Jewish architecture
The American architect Daniel Liebeskind has a decisive influence on perception Jewish cultural life in the urban space. His Jewish Museum in Berlin continues standards. The museum visitor feels the building physically to the point of pain. Of the walking over thousands of clinking metal plates in the shape of faces let you feeling Shoah, hearing, frightening, becoming devout and pausing.

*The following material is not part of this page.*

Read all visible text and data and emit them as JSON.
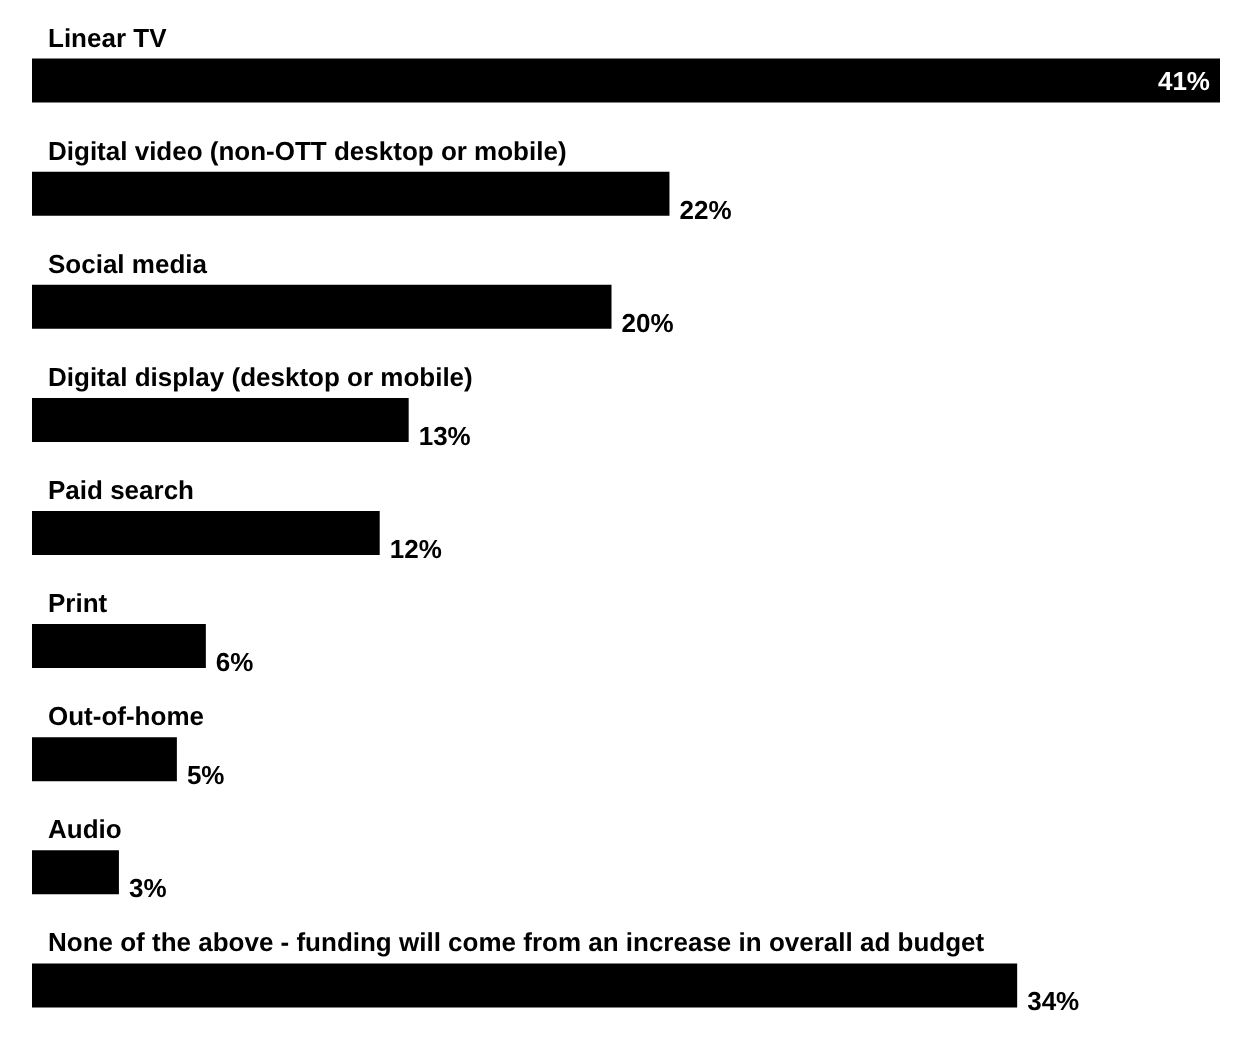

Architectural quotations from Berlin can also be found in Mainz. The plans for the new Jewish Community Centre were designed by the Cologne architect Manuel Herz. “Kedushah” is the Hebrew word of a blessing for “sanctification”. Its five letters give the new synagogue in Mainz their shape and structure. The Architecture with its own design language and its green Façade covered with ceramic profiles deliberately deviate from the usual designs and materials. Manuel Herz closes the arc from the Middle Ages to the present, however, without direct reference to persecutions, pogroms and the Holocaust. Rather, his architectural work is based on traditional texts of the Torah, depicted as wall ornaments in the synagogue.
Though, the new Jewish Museum Frankfurt/Main with historic Rothschildpalais is dedicated to collecting and conveying Jewish cultural assets with a special reference to the history of Frankfurt. The photographs follow the conceptual ideas of the architects. With their imagery it captures the specificity of the rooms in its formal language and aesthetics.